По сути дела, наш дом и состоит из одних таких комнаток, фойе, вестибюлей, коридорчиков и переходов. Он весь словно предисловие к чему-то, обещание, недоговоренность, загадка. Кто и зачем, например, создавал эти темные низкие своды? Кому надобны эти чуланчики, каморки и бесчисленные кладовые внизу, в подвальном помещении? Зачем там, внизу, такой длинный и неуютный зал, выходящий одними окнами на Тверской бульвар, а другими — на Большую Бронную?

О таинственность седой старины! Кто тебя разгадает? Мы молоды, и нам тесно здесь, в твоих темных прихожих, в твоих пахнущих плесенью, промозглых подвалах. В распоряжении института только и есть, что эти подвалы, коридорчики да комнатушки первого этажа. Самые лучшие, светлые, теплые помещения заняты Литфондом, грозной и воинственной страной «Литфондией», жители которой с равнодушным презрением посматривают на нас с высоты своего положения.

Я говорю: «заняты Литфондом», так как в 1945 году нам действительно еще негде повернуться. Вместе с нашим курсом, окончившим институт в 1950 году, ушел из Дома Герцена и Литфонд. И те блага, какие нынче выпадают на долю новых литературных поколений, нам тогда еще и не снились.

3

Сто и одна бессонница

Над Европой еще не рассеялся дым войны. Рейхстаг в Берлине весь расписан солдатскими автографами. Каменные прусские генералы с отбитыми носами и канцлеры в Тиргартене робко жмутся и озираются: от развалин несет мертвечиной.

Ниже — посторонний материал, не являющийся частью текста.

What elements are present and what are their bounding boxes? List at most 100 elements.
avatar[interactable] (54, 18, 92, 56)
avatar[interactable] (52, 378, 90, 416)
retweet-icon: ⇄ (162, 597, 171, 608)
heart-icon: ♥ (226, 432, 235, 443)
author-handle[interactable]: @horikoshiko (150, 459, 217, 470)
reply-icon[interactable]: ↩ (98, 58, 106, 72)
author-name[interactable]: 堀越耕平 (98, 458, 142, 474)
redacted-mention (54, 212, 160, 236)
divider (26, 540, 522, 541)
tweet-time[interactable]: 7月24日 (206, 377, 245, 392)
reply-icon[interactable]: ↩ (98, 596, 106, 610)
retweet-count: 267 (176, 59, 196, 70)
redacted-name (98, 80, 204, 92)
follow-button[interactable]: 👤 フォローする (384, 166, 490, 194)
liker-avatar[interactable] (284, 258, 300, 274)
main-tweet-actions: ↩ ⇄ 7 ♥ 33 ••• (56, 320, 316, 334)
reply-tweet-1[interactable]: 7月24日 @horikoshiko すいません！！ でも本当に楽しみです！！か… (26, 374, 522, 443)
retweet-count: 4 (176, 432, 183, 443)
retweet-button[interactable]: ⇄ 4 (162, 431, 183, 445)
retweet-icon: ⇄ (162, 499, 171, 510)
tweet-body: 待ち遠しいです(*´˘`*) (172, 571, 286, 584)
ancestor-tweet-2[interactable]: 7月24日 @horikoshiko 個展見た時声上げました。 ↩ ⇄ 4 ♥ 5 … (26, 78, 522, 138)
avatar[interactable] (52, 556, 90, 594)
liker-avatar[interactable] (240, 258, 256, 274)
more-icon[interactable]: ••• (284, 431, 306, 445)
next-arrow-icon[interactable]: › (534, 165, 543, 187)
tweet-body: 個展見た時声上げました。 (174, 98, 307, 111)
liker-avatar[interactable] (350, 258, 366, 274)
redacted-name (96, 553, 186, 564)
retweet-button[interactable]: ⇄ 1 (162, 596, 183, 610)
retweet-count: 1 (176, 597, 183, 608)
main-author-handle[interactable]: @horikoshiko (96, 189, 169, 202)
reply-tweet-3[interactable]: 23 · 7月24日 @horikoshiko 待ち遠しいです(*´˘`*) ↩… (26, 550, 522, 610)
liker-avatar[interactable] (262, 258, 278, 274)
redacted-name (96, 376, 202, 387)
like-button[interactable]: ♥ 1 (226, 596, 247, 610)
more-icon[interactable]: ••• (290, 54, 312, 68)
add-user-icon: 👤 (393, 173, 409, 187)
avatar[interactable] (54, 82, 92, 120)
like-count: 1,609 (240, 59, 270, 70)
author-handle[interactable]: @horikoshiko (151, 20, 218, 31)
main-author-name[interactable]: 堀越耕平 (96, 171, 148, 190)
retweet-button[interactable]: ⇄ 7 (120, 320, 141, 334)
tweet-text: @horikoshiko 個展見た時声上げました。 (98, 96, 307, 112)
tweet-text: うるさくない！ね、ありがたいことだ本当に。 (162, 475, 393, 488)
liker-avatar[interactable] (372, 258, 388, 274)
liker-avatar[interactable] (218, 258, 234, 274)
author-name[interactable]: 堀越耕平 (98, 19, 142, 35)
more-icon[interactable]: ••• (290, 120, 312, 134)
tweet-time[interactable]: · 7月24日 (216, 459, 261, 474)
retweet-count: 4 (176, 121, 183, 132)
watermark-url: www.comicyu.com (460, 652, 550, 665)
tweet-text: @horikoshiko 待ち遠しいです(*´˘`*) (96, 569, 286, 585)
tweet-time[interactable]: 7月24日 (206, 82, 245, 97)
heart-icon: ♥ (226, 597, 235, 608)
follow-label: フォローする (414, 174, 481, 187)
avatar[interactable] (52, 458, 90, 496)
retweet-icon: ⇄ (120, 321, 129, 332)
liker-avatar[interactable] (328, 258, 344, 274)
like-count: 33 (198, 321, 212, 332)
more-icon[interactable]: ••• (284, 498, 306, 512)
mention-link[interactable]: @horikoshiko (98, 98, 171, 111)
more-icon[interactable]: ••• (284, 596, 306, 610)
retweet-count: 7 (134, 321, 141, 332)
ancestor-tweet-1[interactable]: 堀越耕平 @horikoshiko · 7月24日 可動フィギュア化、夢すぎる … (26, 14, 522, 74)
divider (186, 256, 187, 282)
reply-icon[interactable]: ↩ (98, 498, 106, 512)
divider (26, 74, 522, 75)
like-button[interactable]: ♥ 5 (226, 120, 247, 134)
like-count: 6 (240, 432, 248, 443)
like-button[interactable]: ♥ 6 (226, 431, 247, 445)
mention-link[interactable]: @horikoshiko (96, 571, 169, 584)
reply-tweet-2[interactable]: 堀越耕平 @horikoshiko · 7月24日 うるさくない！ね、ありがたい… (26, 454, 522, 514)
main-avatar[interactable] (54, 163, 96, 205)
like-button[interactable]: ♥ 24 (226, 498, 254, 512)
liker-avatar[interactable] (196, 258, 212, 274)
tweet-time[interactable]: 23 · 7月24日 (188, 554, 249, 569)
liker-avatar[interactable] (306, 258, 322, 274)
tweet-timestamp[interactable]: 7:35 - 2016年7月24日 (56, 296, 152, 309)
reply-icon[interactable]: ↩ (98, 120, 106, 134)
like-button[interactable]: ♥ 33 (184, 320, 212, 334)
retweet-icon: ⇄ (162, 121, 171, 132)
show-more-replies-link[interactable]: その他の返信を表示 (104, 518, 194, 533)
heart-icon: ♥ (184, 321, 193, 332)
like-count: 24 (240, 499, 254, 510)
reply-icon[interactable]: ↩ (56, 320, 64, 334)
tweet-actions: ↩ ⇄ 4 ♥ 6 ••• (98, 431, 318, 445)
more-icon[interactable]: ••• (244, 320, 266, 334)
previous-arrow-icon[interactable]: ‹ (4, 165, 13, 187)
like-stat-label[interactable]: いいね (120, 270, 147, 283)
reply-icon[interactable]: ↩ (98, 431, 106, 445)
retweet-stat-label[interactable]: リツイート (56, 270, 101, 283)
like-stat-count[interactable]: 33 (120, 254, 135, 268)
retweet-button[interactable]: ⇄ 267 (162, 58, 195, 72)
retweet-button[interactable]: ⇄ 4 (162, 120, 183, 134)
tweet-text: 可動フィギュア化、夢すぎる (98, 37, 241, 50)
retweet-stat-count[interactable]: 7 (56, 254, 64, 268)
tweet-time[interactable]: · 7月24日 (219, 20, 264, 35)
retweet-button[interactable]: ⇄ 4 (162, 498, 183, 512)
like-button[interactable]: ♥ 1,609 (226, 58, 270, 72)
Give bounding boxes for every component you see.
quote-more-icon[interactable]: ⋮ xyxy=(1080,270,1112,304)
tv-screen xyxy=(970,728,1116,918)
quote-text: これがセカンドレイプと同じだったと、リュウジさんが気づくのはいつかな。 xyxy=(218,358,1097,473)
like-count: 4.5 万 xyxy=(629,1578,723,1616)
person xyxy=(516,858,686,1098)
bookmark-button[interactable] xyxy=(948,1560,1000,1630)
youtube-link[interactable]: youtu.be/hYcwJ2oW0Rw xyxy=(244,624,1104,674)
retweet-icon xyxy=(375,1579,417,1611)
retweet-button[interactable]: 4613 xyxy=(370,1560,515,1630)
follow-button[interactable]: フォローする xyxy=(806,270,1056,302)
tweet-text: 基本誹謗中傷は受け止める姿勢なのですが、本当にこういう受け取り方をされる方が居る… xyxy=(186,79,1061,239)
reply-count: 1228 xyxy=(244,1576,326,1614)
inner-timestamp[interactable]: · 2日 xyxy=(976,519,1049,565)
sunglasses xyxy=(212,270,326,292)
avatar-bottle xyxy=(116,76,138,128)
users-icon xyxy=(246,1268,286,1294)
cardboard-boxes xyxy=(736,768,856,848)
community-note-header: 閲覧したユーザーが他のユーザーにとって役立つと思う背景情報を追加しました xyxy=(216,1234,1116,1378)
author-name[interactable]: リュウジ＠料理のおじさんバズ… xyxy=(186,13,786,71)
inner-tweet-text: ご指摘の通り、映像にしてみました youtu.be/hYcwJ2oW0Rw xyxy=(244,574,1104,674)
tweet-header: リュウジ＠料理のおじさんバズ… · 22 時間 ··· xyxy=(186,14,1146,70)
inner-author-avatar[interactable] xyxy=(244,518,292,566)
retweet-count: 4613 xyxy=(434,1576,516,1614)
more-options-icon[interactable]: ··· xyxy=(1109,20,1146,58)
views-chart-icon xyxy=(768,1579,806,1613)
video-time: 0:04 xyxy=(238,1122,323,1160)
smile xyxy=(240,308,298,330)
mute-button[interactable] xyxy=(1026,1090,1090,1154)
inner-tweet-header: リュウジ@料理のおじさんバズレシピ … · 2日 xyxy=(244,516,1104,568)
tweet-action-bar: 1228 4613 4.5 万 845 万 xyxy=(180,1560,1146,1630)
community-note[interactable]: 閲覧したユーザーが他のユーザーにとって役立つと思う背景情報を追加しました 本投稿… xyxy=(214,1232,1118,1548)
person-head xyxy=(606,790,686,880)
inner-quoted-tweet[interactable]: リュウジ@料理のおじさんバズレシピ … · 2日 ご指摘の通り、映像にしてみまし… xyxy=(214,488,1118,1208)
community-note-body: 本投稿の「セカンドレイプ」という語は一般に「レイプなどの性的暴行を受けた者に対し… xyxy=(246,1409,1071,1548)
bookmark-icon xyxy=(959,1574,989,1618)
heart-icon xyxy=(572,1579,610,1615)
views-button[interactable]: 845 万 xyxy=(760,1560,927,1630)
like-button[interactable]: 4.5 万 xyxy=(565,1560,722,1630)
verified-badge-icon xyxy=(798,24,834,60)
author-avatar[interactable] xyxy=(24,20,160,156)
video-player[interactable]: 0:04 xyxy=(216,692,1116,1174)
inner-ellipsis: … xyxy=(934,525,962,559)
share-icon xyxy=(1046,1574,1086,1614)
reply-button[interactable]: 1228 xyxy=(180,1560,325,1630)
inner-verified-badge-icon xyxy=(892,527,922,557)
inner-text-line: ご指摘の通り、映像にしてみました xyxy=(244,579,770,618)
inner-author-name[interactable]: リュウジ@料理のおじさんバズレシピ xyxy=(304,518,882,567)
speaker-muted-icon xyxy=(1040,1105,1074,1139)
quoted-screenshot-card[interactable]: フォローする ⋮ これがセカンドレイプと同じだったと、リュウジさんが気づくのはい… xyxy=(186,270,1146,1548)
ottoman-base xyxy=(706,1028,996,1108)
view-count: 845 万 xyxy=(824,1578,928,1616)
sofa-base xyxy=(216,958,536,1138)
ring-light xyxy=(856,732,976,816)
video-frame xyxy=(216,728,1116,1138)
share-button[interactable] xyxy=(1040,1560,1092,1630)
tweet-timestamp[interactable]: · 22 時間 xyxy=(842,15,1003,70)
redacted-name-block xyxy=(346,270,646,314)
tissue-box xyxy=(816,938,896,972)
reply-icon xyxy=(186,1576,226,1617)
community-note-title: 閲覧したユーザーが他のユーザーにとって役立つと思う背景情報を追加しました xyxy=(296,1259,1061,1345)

Всего лишь на днях капитулировала Япония.

Поэтому нет ничего удивительного, что на свое первое в жизни занятие в институте мы приходим в армейских гимнастерках, кителях и мундирах. Другой, цивильной, одежды у нас пока нет.

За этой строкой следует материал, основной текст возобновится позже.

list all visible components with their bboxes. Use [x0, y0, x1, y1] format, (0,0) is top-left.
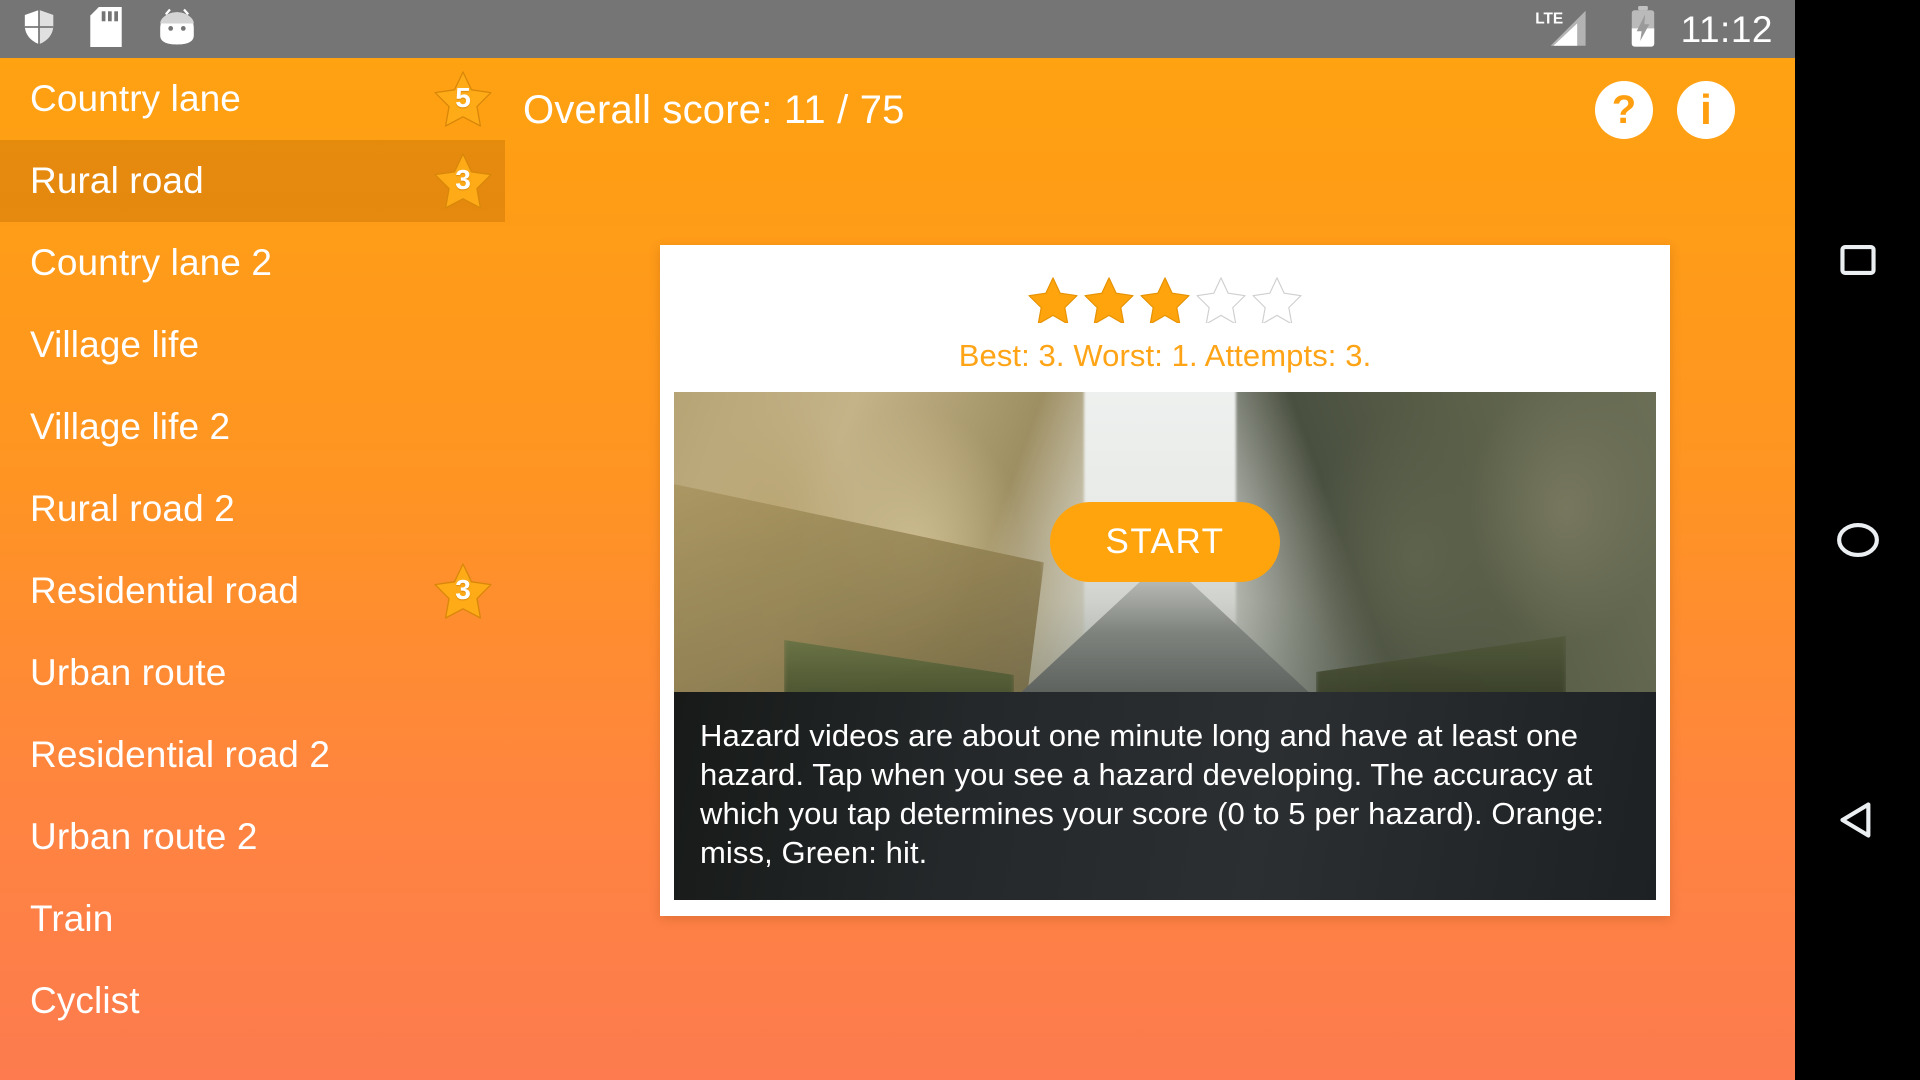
score-star-value: 3: [455, 164, 471, 195]
sidebar-item-label: Country lane: [30, 78, 241, 119]
status-bar: LTE 11:12: [0, 0, 1795, 58]
score-star-badge: 5: [432, 69, 494, 129]
sidebar-item-residential-road[interactable]: Residential road 3: [0, 550, 505, 632]
sidebar-item-rural-road[interactable]: Rural road 3: [0, 140, 505, 222]
score-star-value: 5: [455, 82, 471, 113]
sidebar-item-rural-road-2[interactable]: Rural road 2: [0, 468, 505, 550]
top-bar-actions: ? i: [1595, 81, 1735, 139]
home-circle-icon[interactable]: [1827, 509, 1889, 571]
score-star-badge: 3: [432, 561, 494, 621]
sidebar-item-label: Train: [30, 898, 114, 939]
score-star-value: 3: [455, 574, 471, 605]
instructions-text: Hazard videos are about one minute long …: [700, 718, 1605, 871]
star-filled-icon: [1028, 275, 1078, 328]
android-head-icon: [156, 8, 198, 51]
status-bar-right-icons: LTE 11:12: [1535, 5, 1773, 53]
sidebar-item-residential-road-2[interactable]: Residential road 2: [0, 714, 505, 796]
sidebar-item-label: Rural road: [30, 160, 204, 201]
sidebar-item-village-life[interactable]: Village life: [0, 304, 505, 386]
app-viewport: LTE 11:12 Country lane 5 Rural road 3 Co…: [0, 0, 1795, 1080]
start-button[interactable]: START: [1050, 502, 1280, 582]
sidebar-item-urban-route[interactable]: Urban route: [0, 632, 505, 714]
scenario-list[interactable]: Country lane 5 Rural road 3 Country lane 2…: [0, 58, 505, 1080]
status-clock: 11:12: [1680, 8, 1773, 50]
svg-text:LTE: LTE: [1535, 10, 1563, 27]
sidebar-item-label: Urban route: [30, 652, 227, 693]
score-star-badge: 3: [432, 151, 494, 211]
help-icon[interactable]: ?: [1595, 81, 1653, 139]
sidebar-item-urban-route-2[interactable]: Urban route 2: [0, 796, 505, 878]
sidebar-item-label: Country lane 2: [30, 242, 273, 283]
back-triangle-icon[interactable]: [1827, 789, 1889, 851]
sidebar-item-label: Urban route 2: [30, 816, 258, 857]
video-thumbnail[interactable]: START: [674, 392, 1656, 692]
info-icon[interactable]: i: [1677, 81, 1735, 139]
overall-score-label: Overall score: 11 / 75: [523, 87, 905, 132]
thumbnail-foliage-right: [1236, 392, 1656, 692]
sidebar-item-label: Cyclist: [30, 980, 140, 1021]
signal-bars-icon: LTE: [1535, 8, 1611, 50]
star-filled-icon: [1140, 275, 1190, 328]
instructions-panel: Hazard videos are about one minute long …: [674, 692, 1656, 901]
status-bar-left-icons: [22, 6, 198, 52]
sidebar-item-train[interactable]: Train: [0, 878, 505, 960]
attempts-summary: Best: 3. Worst: 1. Attempts: 3.: [958, 338, 1372, 373]
sidebar-item-label: Residential road: [30, 570, 299, 611]
battery-charging-icon: [1629, 5, 1657, 53]
sidebar-item-cyclist[interactable]: Cyclist: [0, 960, 505, 1042]
android-navigation-bar: [1795, 0, 1920, 1080]
sidebar-item-label: Rural road 2: [30, 488, 235, 529]
sidebar-item-label: Village life: [30, 324, 200, 365]
sidebar-item-label: Village life 2: [30, 406, 231, 447]
star-empty-icon: [1196, 275, 1246, 328]
sd-card-icon: [90, 6, 122, 52]
app-top-bar: Overall score: 11 / 75 ? i: [505, 58, 1795, 162]
sidebar-item-country-lane-2[interactable]: Country lane 2: [0, 222, 505, 304]
scenario-detail-card: Best: 3. Worst: 1. Attempts: 3. START Ha…: [660, 245, 1670, 917]
rating-stars: [674, 275, 1656, 328]
recents-square-icon[interactable]: [1827, 229, 1889, 291]
sidebar-item-village-life-2[interactable]: Village life 2: [0, 386, 505, 468]
star-filled-icon: [1084, 275, 1134, 328]
shield-icon: [22, 8, 56, 51]
sidebar-item-country-lane[interactable]: Country lane 5: [0, 58, 505, 140]
card-header: Best: 3. Worst: 1. Attempts: 3.: [674, 259, 1656, 392]
sidebar-item-label: Residential road 2: [30, 734, 331, 775]
android-screen: LTE 11:12 Country lane 5 Rural road 3 Co…: [0, 0, 1920, 1080]
star-empty-icon: [1252, 275, 1302, 328]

Кавалерист с алым башлыком поверх венгерки. Разведчик с тяжелым, как синяя гроздь винограда, курчавым чубом. Инвалид в солдатских обмотках, с палочкой. Десятиклассница с комсомольским значком на синем школьном форменном платье. Студентка, пришедшая на первый курс из Цветмета. Человек с профилем Байрона и скрещенными пушками на рукаве офицерского кителя: иптаповец[1] артиллерист. Железнодорожник, рисующий на нас карикатуры и шаржи. Он небрежно отбрасывает ладонью назад свои светлые волосы и глядит тебе в лицо излишне близко и пристально. И еще офицер. Офицер. Мы пока не друзья, не товарищи. Мы только собраны в одной комнате. И объединяет нас всех пока одна любовь к поэзии. К литературе.

А что такое поэзия? Литература?

Что нового мы можем сделать в поэзии, в литературе, когда уже есть столько славных, великих имен и столько написано великолепных книг?! Когда уже созданы «Сказка о царе Салтане», «Метель», «Демон», «Казаки», «Война и мир», «Нос», «Дедушка Мазай и зайцы», «Скифы», «Облако в штанах», когда есть Дон-Кихот и Гамлет, Иудушка Головлев и Обломов, Павел Корчагин и Наташа Ростова и вечная, неувядающая любящая и несчастливая Дама с собачкой? Что мы можем прибавить к этому? Что?..

Старшекурсники — в основном белобилетники — с любопытством и уважением поглядывают на наши загорелые, смуглые лица, на костыли и ордена. В то же время они ревниво и с подозрением следят за каждым нашим поступком, вслушиваются в наши споры: ну, эти, мол, сейчас начнут рубить сплеча! Солдафоны! Фельдфебели. Добра от них не жди. Небось и не смыслят в литературе, а туда же — в писатели!..

Иногда кто-нибудь из «старичков» выходит в разведку:

— Скажи мне, кто твой литературный учитель, и я скажу тебе, кто ты!

— Ну, ну, скажи!

— Так кто твой учитель?

— Комбат Павлик Маношин. Он ходил в атаку не пригибаясь.

— Нет, серьезно…

— Куда серьезней! Жизни своей не жалел… Разве кто-нибудь этим шутит?

— Но ведь я говорю тебе о другом.

— Ах, ну, если о другом! Тогда конюх Роман Васильевич из нашего совхоза. Он, бывало, когда чистил рысака, всегда приговаривал: «Вот, милый! Овес ты исправно жрешь, а работы твоей нигде не видать. Ишь гладкий какой! На тебе, черте, можно землю пахать, а ты в белых чулочках танцуешь!»

Собеседник, оскорбленный в своих лучших чувствах, сердито машет рукой и хлопает дверью.

Мы робеем, ершимся и говорим старшекурсникам дерзости вовсе не потому, что любим дерзить. Мы сами еще не знаем себя и тайком, с недоумением приглядываемся друг к другу: действительно, братцы, а кто мы есть? Кому в своем творчестве мы должны следовать и кого слушаться, чтобы не сбиться с дороги? Кому подражать? И вообще, выйдет что-нибудь путное из нас или не выйдет? Не потеряем ли мы драгоценное время даром?

вернуться

1

ИПТАП — истребительный противотанковый артиллерийский полк.